Picking up on Brent twelve years after “The Office”, he is now a travelling salesman with a cleaning and ladies’ personal hygiene products company – so no longer the boss.   He is though about to go for his dream of being a rock and roll star by cashing in his pensions to bankroll a tour of the UK with the band he has got together.  However the band members all hate him and are only doing it for the money – they won’t even have a drink with him after the show unless he pays them extra – and even his mate Dom (Bailey Smith) is deeply embarrassed by Brent’s ill judged efforts to use him to demonstrate his non racist credentials.  And the tour itself is predictably a disaster with small and unenthusiastic audiences.

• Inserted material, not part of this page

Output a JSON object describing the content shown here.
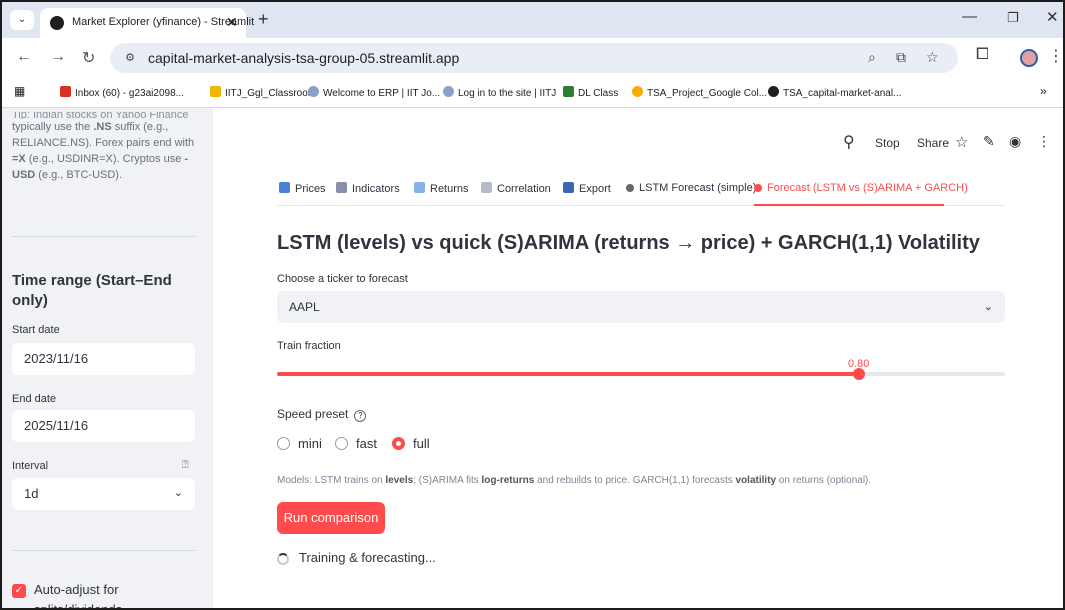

The opening scenes of Brent as the character in an office environment are a bit reminiscent of the tv series but the other characters are not as interesting or funny as his former colleagues.  But once we get into the main plot of him trying to be a rock and roll singer, the film actually perks up a lot.  Many of the songs, where he is trying to be cringingly political correct and getting it so wrong, such as “Please don’t make fun of the disabled” pitched at an uncomfortable looking wheelchair user in his audience, are very funny and the pathos of the character and his hopeless dream along with his basic loneliness also come across appealingly.   It is of course also all in the best possible bad taste.

There is some good supporting cast work too, particularly from Bailey Smith (aka Doc Brown) as Dom the frustrated rapper, who eventually gets to do his stuff and terrific stuff it is, and Nathan D Williams, as the cynical sound man to the group.

Despite the film’s weaknesses, fans of The Office may well enjoy seeing the character again in a different environment.